The first stage of research is being coordinated by the USDA's Cotton Quality Research Station in Clemson, S.C. The Clemson facility embeds marking technology into harvested cotton to see how it holds up. Applied DNA will give the USDA lab its marker already mixed into a solution that will be sprayed over the cotton, which is then processed into yarn and knitted or woven into fabrics. At the end of the process, a researcher will test to see if the DNA or other markers made it through the manufacturing process intact. Applied DNA says the tagging procedure won't change the look or feel of the finished product.

To solidify its partnership with the government, Applied DNA established a Cooperative Research and Development Agreement between itself and the USDA in February. No money changes hands, but Applied DNA gets to use the simulated manufacturing facility in Clemson and the USDA gets to use Applied DNA's "sequencer"--a machine about the size of a computer printer that reads the DNA and confirms that it survived the manufacturing process.
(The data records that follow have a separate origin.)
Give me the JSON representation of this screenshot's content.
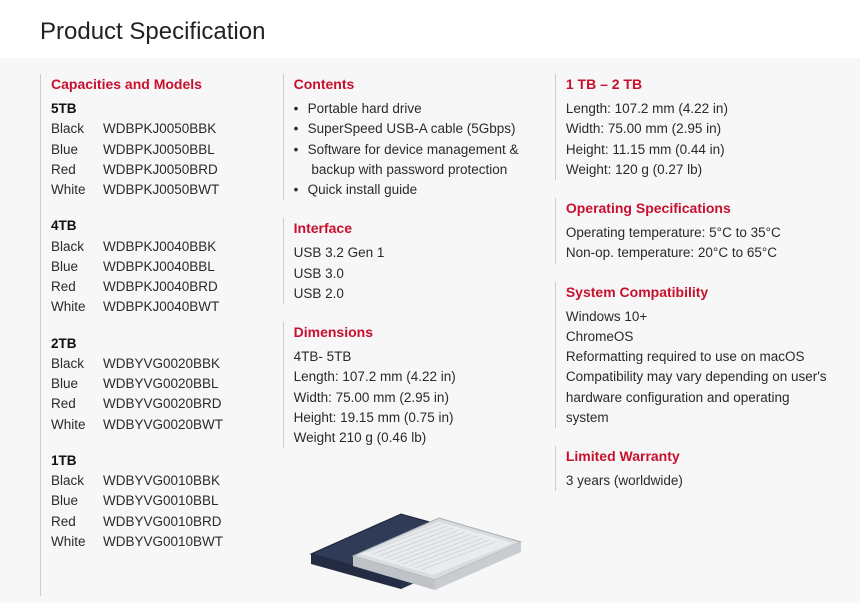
{
  "page": {
    "title": "Product Specification"
  },
  "colors": {
    "heading": "#c8102e",
    "text": "#2a2a2a",
    "bg": "#f7f7f7",
    "divider": "#cccccc"
  },
  "capacities": {
    "heading": "Capacities and Models",
    "groups": [
      {
        "title": "5TB",
        "rows": [
          {
            "color": "Black",
            "sku": "WDBPKJ0050BBK"
          },
          {
            "color": "Blue",
            "sku": "WDBPKJ0050BBL"
          },
          {
            "color": "Red",
            "sku": "WDBPKJ0050BRD"
          },
          {
            "color": "White",
            "sku": "WDBPKJ0050BWT"
          }
        ]
      },
      {
        "title": "4TB",
        "rows": [
          {
            "color": "Black",
            "sku": "WDBPKJ0040BBK"
          },
          {
            "color": "Blue",
            "sku": "WDBPKJ0040BBL"
          },
          {
            "color": "Red",
            "sku": "WDBPKJ0040BRD"
          },
          {
            "color": "White",
            "sku": "WDBPKJ0040BWT"
          }
        ]
      },
      {
        "title": "2TB",
        "rows": [
          {
            "color": "Black",
            "sku": "WDBYVG0020BBK"
          },
          {
            "color": "Blue",
            "sku": "WDBYVG0020BBL"
          },
          {
            "color": "Red",
            "sku": "WDBYVG0020BRD"
          },
          {
            "color": "White",
            "sku": "WDBYVG0020BWT"
          }
        ]
      },
      {
        "title": "1TB",
        "rows": [
          {
            "color": "Black",
            "sku": "WDBYVG0010BBK"
          },
          {
            "color": "Blue",
            "sku": "WDBYVG0010BBL"
          },
          {
            "color": "Red",
            "sku": "WDBYVG0010BRD"
          },
          {
            "color": "White",
            "sku": "WDBYVG0010BWT"
          }
        ]
      }
    ]
  },
  "contents": {
    "heading": "Contents",
    "items": [
      "Portable hard drive",
      "SuperSpeed USB-A cable (5Gbps)",
      "Software for device management & backup with password protection",
      "Quick install guide"
    ]
  },
  "interface": {
    "heading": "Interface",
    "items": [
      "USB 3.2 Gen 1",
      "USB 3.0",
      "USB 2.0"
    ]
  },
  "dimensions_large": {
    "heading": "Dimensions",
    "subtitle": "4TB- 5TB",
    "lines": [
      "Length: 107.2 mm (4.22 in)",
      "Width: 75.00 mm (2.95 in)",
      "Height: 19.15 mm (0.75 in)",
      "Weight 210 g (0.46 lb)"
    ]
  },
  "dimensions_small": {
    "heading": "1 TB – 2 TB",
    "lines": [
      "Length: 107.2 mm (4.22 in)",
      "Width: 75.00 mm (2.95 in)",
      "Height: 11.15 mm (0.44 in)",
      "Weight: 120 g (0.27 lb)"
    ]
  },
  "opspec": {
    "heading": "Operating Specifications",
    "lines": [
      "Operating temperature: 5°C to 35°C",
      "Non-op. temperature: 20°C to 65°C"
    ]
  },
  "syscompat": {
    "heading": "System Compatibility",
    "lines": [
      "Windows 10+",
      "ChromeOS",
      "Reformatting required to use on macOS",
      "Compatibility may vary depending on user's hardware configuration and operating system"
    ]
  },
  "warranty": {
    "heading": "Limited Warranty",
    "line": "3 years (worldwide)"
  },
  "product_image": {
    "drive_back": {
      "fill": "#2f3b57",
      "stroke": "#1e2538"
    },
    "drive_front": {
      "fill": "#d9dcde",
      "stroke": "#a8adb2",
      "face": "#e9ecee"
    }
  }
}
Once the government decides which marking system works best, it will let industry decide what happens next. "We'll share our results with everyone who has something to gain from this," says Glen Allgood, a senior researcher at Oak Ridge who is coordinating the project. The government is unlikely to adopt one technology as its "official" verification method, nor will it recommend one to textile growers. "What they'll do is sanctioning," says Paul Reep at Applied DNA. "They will probably publish a list in a journal that includes discussion of a number of different technologies that might meet the needs of an end user. And then it's on the end user to take the information and figure out if and how they want to use the technology."
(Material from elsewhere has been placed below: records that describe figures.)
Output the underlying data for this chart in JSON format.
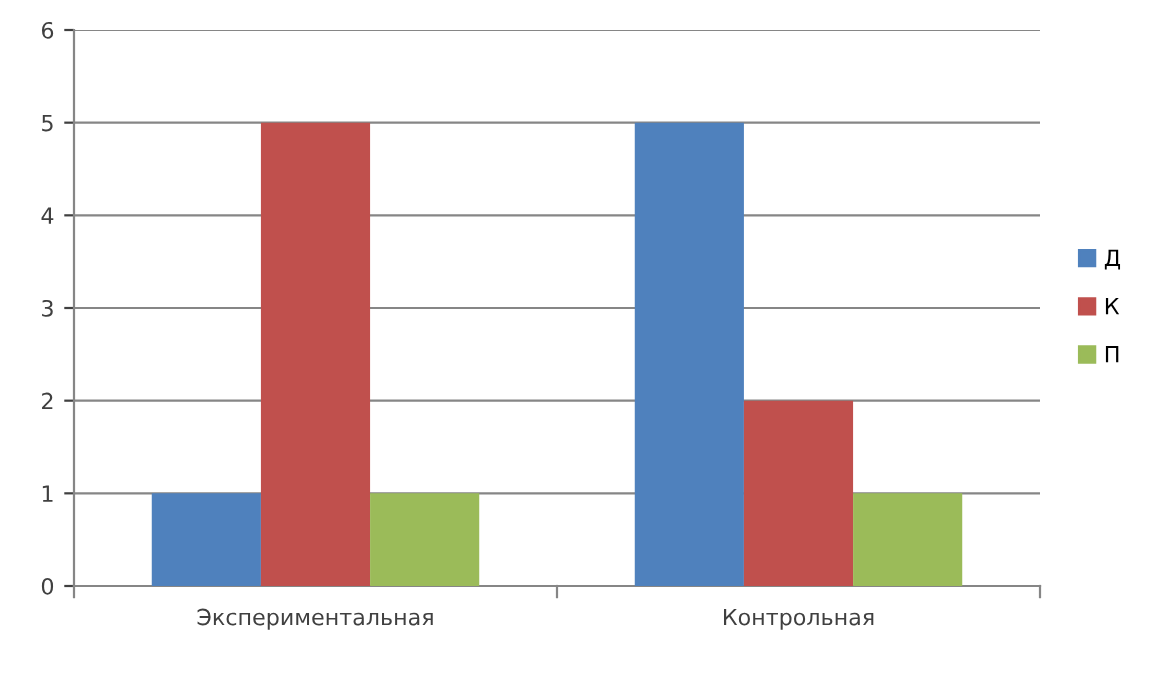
{
  "chart_data": {
    "type": "bar",
    "categories": [
      "Экспериментальная",
      "Контрольная"
    ],
    "series": [
      {
        "name": "Д",
        "color": "#4f81bd",
        "values": [
          1,
          5
        ]
      },
      {
        "name": "К",
        "color": "#c0504d",
        "values": [
          5,
          2
        ]
      },
      {
        "name": "П",
        "color": "#9bbb59",
        "values": [
          1,
          1
        ]
      }
    ],
    "ylim": [
      0,
      6
    ],
    "yticks": [
      0,
      1,
      2,
      3,
      4,
      5,
      6
    ],
    "grid": "y",
    "legend": "right"
  }
}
Until now, a big challenge for Applied DNA has been its lack of a device that can instantly read the code contained in its DNA markers. In October the company was testing several readers, and it plans to have one in use by the first quarter of 2005. Right now, when the marker is used in ink on labels, the label can be swabbed with a special solution and will turn from blue to pink and back to blue in about ten seconds (please see box on page 58). But if the DNA is embedded in fabric, testing takes about 15 minutes. "If you're a customs official scanning a case of shirts and you need to know if it has U.S. cotton in it, you can't wait 15 minutes to get the readout," says Hutchison.
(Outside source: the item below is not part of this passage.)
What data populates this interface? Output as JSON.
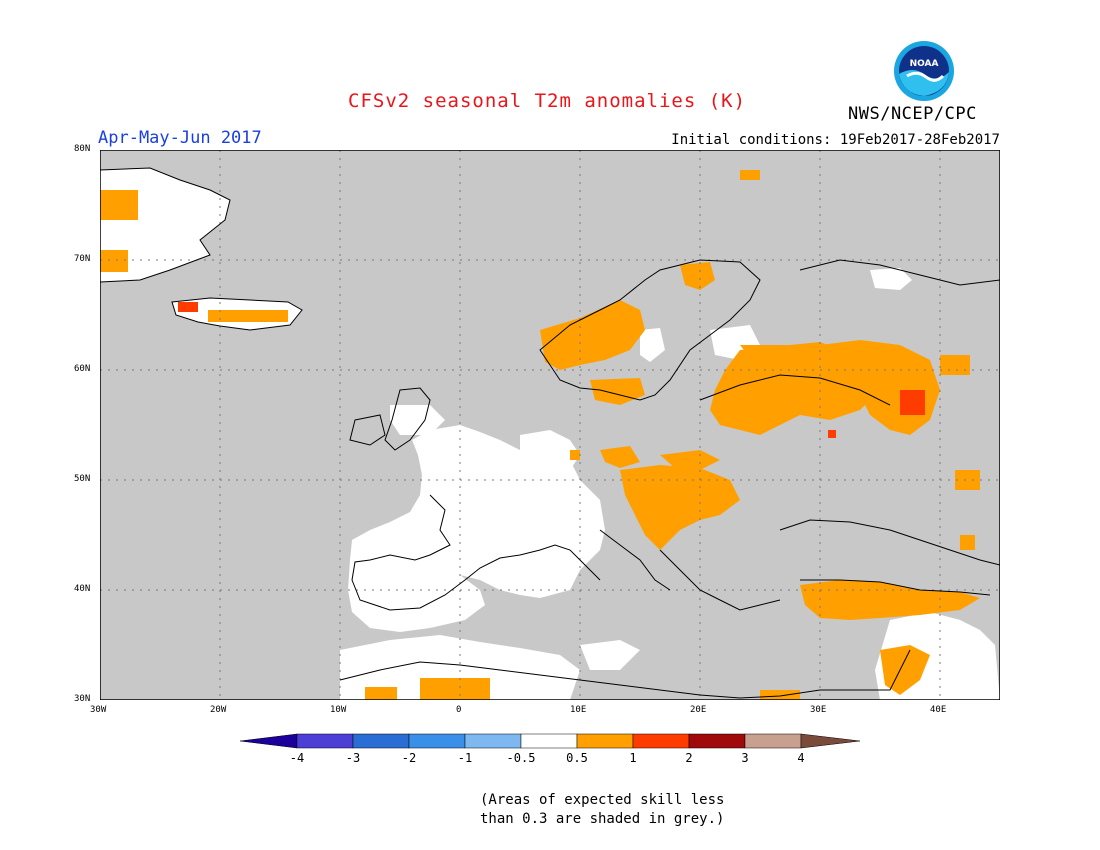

Some experts have other criticisms. Zachary Zimmerman, a senior research analyst at Life Science Insights, a subsidiary of market and technology research firm IDC (and no relation to the author of this story), says that he is skeptical about using the marker in textiles. Zimmerman, who specializes in genetics, says, "One of their major hurdles is going to be convincing people it's okay to have DNA sprayed all over their clothing. With the public's fear of genetically modified crops, I can't imagine consumers will buy into this. There are easier, secure ways to tag things."

Specifically, Zimmerman thinks RFID tags and quantum dots are more promising and possibly less frightening to consumers. "You could have a combination of these dots, and it would be a fingerprint similar to the way DNA can give you a fingerprint," he says.

Paul Reep counters that RFID is easy to manipulate and duplicate. Nanotechnology, he says, isn't as stable as DNA and involves the use of radioactivity, which is both expensive and dangerous. And as for people being nervous about the DNA on their clothing, Reep says consumers need only be reminded that when they eat a salad, they're eating plant DNA.